Buttermilk Pie is my nominee for this year’s perfect party dessert awards. It’s outrageously easy to make, the filling is luxuriously sweet and creamy on the inside with a lightly crackled sugar top, and despite being an old-fashioned, classic Southern recipe, it doesn’t receive the notoriety it deserves.
I owe my appreciation for classic Southern desserts like buttermilk pie, last week’s Old-Fashioned Sweet Potato Pie, and this famous Lemon Cream Pie to my grammy, who often made them growing up. Chess pie (a close relative of buttermilk pie) was one of her signatures.
If you’ve never had a classic southern buttermilk pie, please run to your kitchen and bake this recipe immediately. It looks unassuming, but every bite is positively luscious. The filling is velvety smooth and delicate with a rich, buttery flavor, which, as you might imagine, is dynamite when eaten from a buttery, flaky pie crust.
What is Buttermilk Pie?
Buttermilk pie is a classic, old fashioned southern dessert that tastes like a custard pie but is SO. MUCH. EASIER. to make.

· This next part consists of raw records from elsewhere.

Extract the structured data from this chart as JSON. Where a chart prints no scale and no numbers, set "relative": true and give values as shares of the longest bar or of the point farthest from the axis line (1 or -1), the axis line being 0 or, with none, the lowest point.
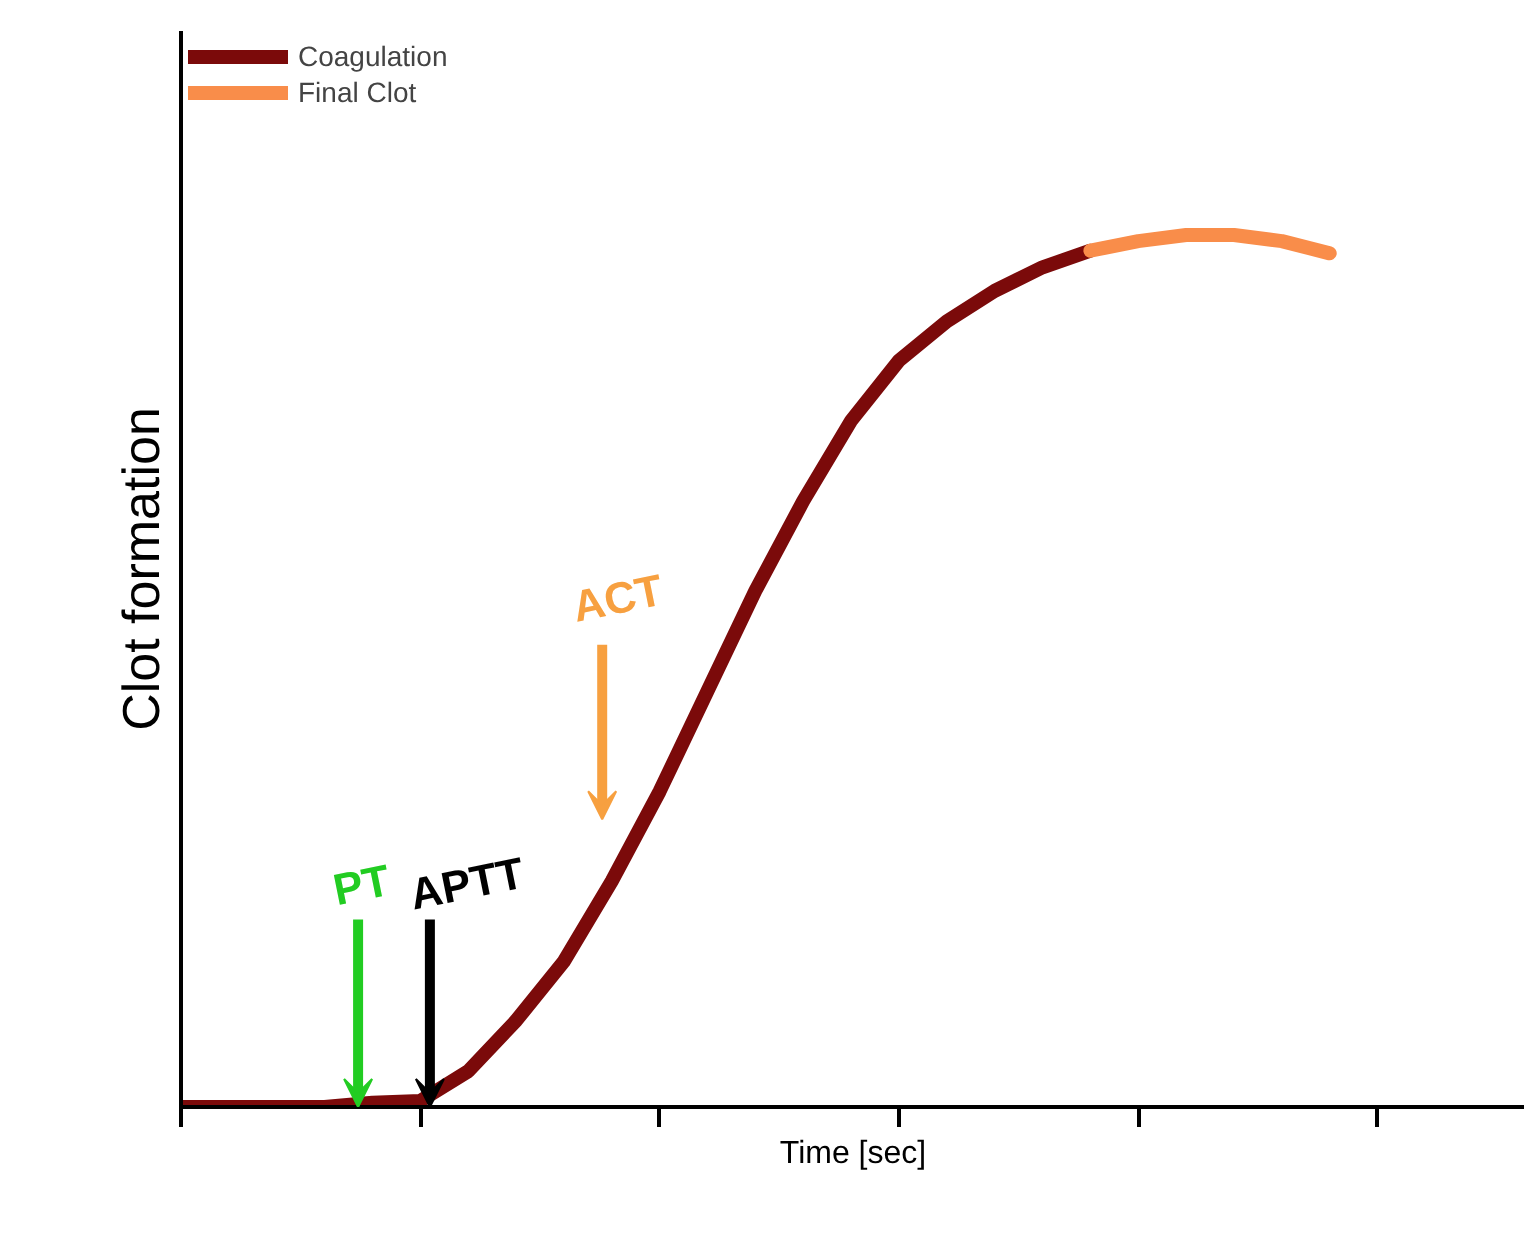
{
  "chart_data": {
    "type": "line",
    "relative": true,
    "xlabel": "Time [sec]",
    "ylabel": "Clot formation",
    "categories": [
      null,
      null,
      null,
      null,
      null,
      null,
      null,
      null,
      null,
      null,
      null,
      null,
      null,
      null,
      null,
      null,
      null,
      null,
      null,
      null,
      null,
      null,
      null,
      null,
      null
    ],
    "series": [
      {
        "name": "Coagulation",
        "color": "#7b0a0a",
        "values": [
          0,
          0,
          0,
          0,
          0.005,
          0.007,
          0.041,
          0.099,
          0.167,
          0.259,
          0.362,
          0.477,
          0.592,
          0.695,
          0.787,
          0.856,
          0.901,
          0.936,
          0.963,
          0.982,
          null,
          null,
          null,
          null,
          null
        ]
      },
      {
        "name": "Final Clot",
        "color": "#f98d4a",
        "values": [
          null,
          null,
          null,
          null,
          null,
          null,
          null,
          null,
          null,
          null,
          null,
          null,
          null,
          null,
          null,
          null,
          null,
          null,
          null,
          0.982,
          0.993,
          1.0,
          1.0,
          0.993,
          0.979
        ]
      }
    ],
    "annotations": [
      "PT",
      "APTT",
      "ACT"
    ],
    "legend": "top left",
    "grid": false,
    "marker": "none",
    "line_style": "solid"
  }
}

Buttermilk pie tastes similar to crème brûlée. It’s creamy, buttery, and delicate. In fact, fans of the shiny “lid” on top of crème brûlée (and the lids on pans of brownies) will be delighted to see that buttermilk pie forms a crackly top too. As with crème brûlée, one of life’s great small pleasures is to crack your fork through the top of a buttermilk pie and into the creamy custard below.
Buttermilk pie is made of simple pantry ingredients (we’re talking eggs, butter, sugar, flour), you beat up the filling in one bowl, and in one of baking’s best magic acts, the filling transforms into a custard while the pie bakes in the oven, without the fuss of tempering egg yolks, heating milk, or any of the other unpleasant tasks typically associated with a custard pie.